Когда Мэггс увезла Линни, ей было пять лет. Сейчас ей тринадцать; возможно, она похожа на девочку-подростка, которая смотрит на меня с голограммы. Я часто ломал голову, зачем Мэггс оставила мне голограмму. Из сострадания или из мстительности?
Если бы только…
Неожиданно для самого себя я оказался у шкафчика с дискетками.
Возвращаясь от Йокоматы, я дал себе слово, что больше никогда не воспользуюсь дискеткой. Обещал, что разблокирую мозги. Я знаю, как говорят: раз сел на дискетки, это уже навсегда. Не важно, что бы ты ни сделал, дискетка всегда останется частью твоего сознания, и ты невольно будешь сравнивать с ней ощущения от живых людей… и находить в людях недостатки.
Но пора остановиться. Особенно сейчас, когда моя тайна стала известна типам вроде Йокоматы и ее подручных… да еще клону! Надо, надо разблокироваться. Я не смогу еще раз пережить такое унижение, как сегодня. Надо остановиться…
Но только не сегодня.
Сегодня я больше, чем когда-либо, нуждался в дискетке. Я порылся в шкафчике, вытянул одну наугад и поспешил в постель. Как обычно, голограмму Линни я снял с полки и сунул в ящик. Не хотел, чтобы она смотрела на меня. Потом я рухнул на матрац. Вставил дискетку в металлическую коробочку, вживленную в череп, и лег на спину, дожидаясь, пока импульсы начнут действовать.

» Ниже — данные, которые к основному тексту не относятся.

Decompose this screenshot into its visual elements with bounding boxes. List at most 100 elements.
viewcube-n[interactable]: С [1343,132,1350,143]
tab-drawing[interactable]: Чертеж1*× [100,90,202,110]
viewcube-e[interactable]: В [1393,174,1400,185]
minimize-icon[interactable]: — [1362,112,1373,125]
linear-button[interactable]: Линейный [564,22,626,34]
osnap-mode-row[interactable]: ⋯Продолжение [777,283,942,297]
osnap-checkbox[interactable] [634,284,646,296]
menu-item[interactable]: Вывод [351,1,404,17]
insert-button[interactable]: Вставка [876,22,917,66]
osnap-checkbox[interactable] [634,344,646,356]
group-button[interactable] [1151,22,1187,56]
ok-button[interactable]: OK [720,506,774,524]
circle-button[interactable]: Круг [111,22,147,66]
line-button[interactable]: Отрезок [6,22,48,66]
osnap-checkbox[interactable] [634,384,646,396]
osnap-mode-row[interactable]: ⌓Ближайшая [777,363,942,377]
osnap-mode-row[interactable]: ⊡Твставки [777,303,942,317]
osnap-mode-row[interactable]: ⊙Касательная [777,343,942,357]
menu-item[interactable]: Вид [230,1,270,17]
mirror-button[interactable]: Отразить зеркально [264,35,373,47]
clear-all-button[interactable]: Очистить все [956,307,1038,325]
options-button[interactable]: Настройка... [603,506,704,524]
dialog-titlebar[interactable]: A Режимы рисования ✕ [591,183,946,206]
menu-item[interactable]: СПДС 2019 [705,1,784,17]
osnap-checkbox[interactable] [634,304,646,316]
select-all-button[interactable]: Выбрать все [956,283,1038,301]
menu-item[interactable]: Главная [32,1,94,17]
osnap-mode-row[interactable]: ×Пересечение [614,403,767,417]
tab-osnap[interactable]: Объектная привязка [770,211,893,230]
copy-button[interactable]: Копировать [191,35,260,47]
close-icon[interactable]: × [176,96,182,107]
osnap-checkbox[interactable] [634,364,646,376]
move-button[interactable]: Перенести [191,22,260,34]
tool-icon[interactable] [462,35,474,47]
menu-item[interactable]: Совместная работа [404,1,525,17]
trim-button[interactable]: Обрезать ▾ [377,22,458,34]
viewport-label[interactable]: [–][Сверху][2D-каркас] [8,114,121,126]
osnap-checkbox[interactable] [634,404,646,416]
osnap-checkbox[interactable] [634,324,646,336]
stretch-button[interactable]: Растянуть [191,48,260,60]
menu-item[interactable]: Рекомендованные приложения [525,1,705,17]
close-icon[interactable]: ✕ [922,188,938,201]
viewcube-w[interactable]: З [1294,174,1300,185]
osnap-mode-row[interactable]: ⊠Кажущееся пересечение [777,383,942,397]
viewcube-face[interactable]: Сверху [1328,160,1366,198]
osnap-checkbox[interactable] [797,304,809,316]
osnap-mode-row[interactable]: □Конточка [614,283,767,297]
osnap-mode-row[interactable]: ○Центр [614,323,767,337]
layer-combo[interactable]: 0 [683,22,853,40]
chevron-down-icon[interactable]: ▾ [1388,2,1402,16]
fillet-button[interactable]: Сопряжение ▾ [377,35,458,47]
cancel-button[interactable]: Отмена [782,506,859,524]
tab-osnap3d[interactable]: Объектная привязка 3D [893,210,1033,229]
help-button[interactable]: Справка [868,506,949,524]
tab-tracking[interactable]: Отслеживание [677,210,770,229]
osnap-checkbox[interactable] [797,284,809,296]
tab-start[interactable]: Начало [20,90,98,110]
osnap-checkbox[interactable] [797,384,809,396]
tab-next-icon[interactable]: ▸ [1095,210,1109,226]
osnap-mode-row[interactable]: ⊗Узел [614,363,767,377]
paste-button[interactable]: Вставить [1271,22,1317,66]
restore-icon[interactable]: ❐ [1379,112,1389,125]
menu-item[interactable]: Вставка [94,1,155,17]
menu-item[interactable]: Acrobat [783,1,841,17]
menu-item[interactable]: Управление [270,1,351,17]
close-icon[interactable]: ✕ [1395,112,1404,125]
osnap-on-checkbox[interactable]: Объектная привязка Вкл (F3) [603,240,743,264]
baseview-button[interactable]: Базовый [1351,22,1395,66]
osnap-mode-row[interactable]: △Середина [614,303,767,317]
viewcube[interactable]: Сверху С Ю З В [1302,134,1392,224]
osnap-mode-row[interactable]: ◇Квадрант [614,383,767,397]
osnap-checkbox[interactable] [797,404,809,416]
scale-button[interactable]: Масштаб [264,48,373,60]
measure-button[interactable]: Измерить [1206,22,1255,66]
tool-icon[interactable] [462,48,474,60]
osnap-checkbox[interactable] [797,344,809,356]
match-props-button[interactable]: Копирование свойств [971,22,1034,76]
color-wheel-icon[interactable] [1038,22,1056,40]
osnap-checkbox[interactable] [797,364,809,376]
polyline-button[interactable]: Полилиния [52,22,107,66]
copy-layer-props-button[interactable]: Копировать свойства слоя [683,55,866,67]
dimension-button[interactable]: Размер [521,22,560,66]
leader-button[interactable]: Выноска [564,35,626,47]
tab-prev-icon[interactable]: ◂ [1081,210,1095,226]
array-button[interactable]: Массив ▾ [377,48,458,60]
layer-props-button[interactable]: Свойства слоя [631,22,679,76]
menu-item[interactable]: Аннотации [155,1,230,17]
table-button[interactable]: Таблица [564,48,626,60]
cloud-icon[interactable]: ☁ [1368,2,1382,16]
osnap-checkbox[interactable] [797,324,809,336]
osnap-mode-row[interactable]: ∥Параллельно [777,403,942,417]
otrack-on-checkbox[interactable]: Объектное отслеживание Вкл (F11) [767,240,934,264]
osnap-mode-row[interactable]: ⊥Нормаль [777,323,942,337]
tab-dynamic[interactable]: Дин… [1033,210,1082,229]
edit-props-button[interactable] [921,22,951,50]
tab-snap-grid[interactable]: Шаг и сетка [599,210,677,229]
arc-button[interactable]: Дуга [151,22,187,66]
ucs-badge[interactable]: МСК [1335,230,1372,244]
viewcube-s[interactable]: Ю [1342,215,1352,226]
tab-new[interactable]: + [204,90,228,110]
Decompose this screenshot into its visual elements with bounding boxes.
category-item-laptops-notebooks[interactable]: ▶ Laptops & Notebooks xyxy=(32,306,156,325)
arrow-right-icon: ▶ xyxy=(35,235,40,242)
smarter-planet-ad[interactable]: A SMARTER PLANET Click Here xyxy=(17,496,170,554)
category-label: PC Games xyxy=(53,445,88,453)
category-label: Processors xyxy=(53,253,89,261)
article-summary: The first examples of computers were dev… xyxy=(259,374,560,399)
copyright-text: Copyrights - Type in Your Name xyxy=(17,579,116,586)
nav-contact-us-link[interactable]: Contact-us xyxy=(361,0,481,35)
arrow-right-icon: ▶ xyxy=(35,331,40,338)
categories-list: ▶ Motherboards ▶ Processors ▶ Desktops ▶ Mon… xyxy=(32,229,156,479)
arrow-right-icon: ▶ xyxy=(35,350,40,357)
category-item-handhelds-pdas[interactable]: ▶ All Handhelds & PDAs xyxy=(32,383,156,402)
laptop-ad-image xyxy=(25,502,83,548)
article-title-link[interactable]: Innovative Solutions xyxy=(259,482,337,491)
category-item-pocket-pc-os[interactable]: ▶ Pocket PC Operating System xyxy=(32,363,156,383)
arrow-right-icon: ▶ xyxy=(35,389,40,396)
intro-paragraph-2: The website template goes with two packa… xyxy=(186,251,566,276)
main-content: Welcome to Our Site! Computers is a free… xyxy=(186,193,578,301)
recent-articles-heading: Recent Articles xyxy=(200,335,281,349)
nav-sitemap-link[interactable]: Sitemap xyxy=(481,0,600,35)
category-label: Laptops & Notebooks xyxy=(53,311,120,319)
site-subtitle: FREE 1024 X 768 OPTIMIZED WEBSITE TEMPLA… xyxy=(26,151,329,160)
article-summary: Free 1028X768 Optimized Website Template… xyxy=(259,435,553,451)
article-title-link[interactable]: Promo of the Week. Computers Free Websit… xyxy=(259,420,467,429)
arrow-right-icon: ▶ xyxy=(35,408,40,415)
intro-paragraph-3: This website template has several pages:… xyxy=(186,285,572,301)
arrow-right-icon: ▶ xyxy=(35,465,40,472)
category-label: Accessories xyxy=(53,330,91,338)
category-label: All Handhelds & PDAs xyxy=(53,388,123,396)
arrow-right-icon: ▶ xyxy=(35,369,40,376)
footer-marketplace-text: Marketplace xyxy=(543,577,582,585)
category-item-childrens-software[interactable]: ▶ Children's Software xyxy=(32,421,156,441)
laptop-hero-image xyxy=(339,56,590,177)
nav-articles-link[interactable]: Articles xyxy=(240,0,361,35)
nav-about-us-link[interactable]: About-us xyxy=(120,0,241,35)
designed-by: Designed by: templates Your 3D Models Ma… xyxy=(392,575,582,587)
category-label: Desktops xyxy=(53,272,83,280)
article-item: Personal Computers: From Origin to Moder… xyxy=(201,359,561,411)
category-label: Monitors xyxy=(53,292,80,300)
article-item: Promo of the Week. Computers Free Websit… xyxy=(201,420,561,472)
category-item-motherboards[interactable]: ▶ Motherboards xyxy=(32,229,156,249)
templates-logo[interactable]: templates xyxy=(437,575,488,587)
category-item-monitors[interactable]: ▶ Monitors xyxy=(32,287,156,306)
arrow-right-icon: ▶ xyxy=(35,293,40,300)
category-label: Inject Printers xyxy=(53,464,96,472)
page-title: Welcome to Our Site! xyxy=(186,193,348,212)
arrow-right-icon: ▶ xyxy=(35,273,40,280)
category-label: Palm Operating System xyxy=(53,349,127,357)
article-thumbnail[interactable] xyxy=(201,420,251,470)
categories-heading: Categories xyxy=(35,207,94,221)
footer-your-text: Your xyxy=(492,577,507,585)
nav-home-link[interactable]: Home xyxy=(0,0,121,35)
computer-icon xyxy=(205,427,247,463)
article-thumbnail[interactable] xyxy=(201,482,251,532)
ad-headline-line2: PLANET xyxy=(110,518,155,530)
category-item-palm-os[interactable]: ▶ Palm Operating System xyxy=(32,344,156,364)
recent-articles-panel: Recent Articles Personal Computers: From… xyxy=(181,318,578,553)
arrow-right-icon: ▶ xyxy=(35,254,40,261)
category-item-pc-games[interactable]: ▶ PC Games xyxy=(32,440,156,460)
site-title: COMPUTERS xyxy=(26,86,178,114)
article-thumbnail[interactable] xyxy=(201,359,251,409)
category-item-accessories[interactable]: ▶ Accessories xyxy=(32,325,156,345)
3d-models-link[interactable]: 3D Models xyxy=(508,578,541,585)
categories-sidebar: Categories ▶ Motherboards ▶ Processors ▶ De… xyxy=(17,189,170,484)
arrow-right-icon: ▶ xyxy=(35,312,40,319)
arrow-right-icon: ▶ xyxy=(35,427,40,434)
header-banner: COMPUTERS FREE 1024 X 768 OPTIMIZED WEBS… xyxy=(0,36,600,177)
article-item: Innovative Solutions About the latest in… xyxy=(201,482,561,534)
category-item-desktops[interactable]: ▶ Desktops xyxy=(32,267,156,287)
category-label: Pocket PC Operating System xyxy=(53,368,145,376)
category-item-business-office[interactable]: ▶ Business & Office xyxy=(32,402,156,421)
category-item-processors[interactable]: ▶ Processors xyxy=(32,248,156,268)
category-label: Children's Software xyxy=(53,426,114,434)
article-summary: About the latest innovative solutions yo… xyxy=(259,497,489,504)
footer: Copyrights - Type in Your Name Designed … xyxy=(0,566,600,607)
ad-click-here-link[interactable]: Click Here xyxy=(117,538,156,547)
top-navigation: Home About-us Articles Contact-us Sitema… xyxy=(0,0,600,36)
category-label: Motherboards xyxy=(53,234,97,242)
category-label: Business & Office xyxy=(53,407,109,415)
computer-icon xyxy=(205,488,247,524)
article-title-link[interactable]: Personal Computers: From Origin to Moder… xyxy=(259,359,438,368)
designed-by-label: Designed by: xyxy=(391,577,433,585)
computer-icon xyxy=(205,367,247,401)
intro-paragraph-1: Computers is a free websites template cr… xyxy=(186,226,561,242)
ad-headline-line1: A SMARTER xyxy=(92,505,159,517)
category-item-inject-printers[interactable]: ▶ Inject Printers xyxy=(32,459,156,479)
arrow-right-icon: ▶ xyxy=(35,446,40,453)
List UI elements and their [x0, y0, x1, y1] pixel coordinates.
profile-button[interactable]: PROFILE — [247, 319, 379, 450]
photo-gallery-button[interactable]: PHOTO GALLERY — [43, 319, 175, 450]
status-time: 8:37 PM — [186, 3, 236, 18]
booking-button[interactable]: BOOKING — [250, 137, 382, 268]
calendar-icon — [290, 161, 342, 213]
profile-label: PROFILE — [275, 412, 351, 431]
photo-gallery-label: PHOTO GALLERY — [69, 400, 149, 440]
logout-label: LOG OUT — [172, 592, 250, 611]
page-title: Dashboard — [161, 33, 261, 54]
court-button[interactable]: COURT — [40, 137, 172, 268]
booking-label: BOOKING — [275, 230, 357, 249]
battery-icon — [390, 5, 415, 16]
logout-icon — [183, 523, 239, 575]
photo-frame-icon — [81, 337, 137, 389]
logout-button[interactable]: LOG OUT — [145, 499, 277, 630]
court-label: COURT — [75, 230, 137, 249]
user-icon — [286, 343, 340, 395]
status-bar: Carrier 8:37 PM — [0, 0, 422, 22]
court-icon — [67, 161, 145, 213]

Вначале медленно… легкие прикосновения, легкая дрожь удовольствия и предвкушения… она на нем, он на ней, обоюдное удовольствие, нарастает, нарастает, окутывает со всех сторон, возбуждение подступает, обжигает, усиливается. Все тело становится сплошной эрогенной зоной — даже те места, где ничего не должно ощущаться. Рецепторы мозга находят способы передать возбуждение… оно нарастает и нарастает, и наконец происходит неизбежное; счастье кажется таким близким и вместе с тем таким обманчиво далеким… мое тело выгибается, я опираюсь о матрац только пятками и затылком… возбуждаясь все больше, пока удовольствие не накрывает меня с головой…
И я засыпаю.
VII
Еще не пробило полдень, а я вновь оказался в баре у Элмеро. Почти все, что случилось вчера, казалось мне сном, но какая-то часть меня застыла в оцепенении, сосредоточившись на металлической коробочке, вживленной в ямку на затылке. Док кивнул мне, как обычно; завсегдатаи бара тоже. Никто не свистел, не улюлюкал, не вопил: «Околпаченный!» Не знаю, чего я ожидал. Из-за того, что о моей тайне узнали несколько человек, я боялся, что о ней стало известно всем.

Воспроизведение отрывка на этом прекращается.